We reached the highest point in the province, and started descending through low cloud to start the road to Sagada. When I say road, it was more a rubble-strewn track in places, the likes of which you'd find in a working quarry. It felt like a journey to the edge of the earth at times. Looking out at drops of four hundred feet into valleys below made your stomach flip as the bus bumped over rocks.

Traversing the valleys as we neared, I was disappointed the sun was going down. It was pitch-black as we finally entered the one-road village. To call this place quiet was an understatement. I quickly headed for a place the Rough Guide recommended: when will I ever learn? Basic was not the word, and it was 800 pesos; I'd heard it was cheap. I bumped into two Aussie sex tourists who'd been on the bus who'd found rooms for 200, so I negotiated getting my cash back, minus 50 pesos for the trouble, from the place I'd just moved into. Northern Charm, eh? I was just praying I wouldn't be next door to the Aussies, as it could mean a sleepless night.

Morning broke, and I was out for a wander. Sagada really is a nice little place, and it's so quiet that the restaurant I chose asked me to order my dinner in advance, as they cannot afford waste. Bizarre. There's plenty of trekking around the area, and I took off for Echo Valley, a great walk to see the hanging coffins. The locals used to suspend their dead here, after displaying them outside their houses in the "dead chair". This gives their spirit chance to escape into the ether before burial. It is still occasionally practiced, but I didn't see any corpses propped up outside houses. Probably a good thing, as I'd likely have committed a massive faux-pas and gone up to ask directions.

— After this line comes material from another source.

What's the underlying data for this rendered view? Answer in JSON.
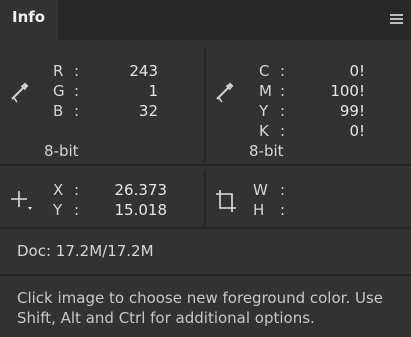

The place went even further up in my estimation when I was offered hash on the street. At 75p a gram, I wasn't even going to haggle. It's legal to smoke here, just illegal to take it away with you. Who said anything about leaving? There's a bohemian vibe here. Artists and political ne'er-do-wells escaped the regime up here in the 70s and 80s, and it's not changed much. The Army imposed a 9pm curfew which still exists today, but there are local bars you can drink in, if you run home before the Police grab you.

I'd highly recommend a visit. Pun intended.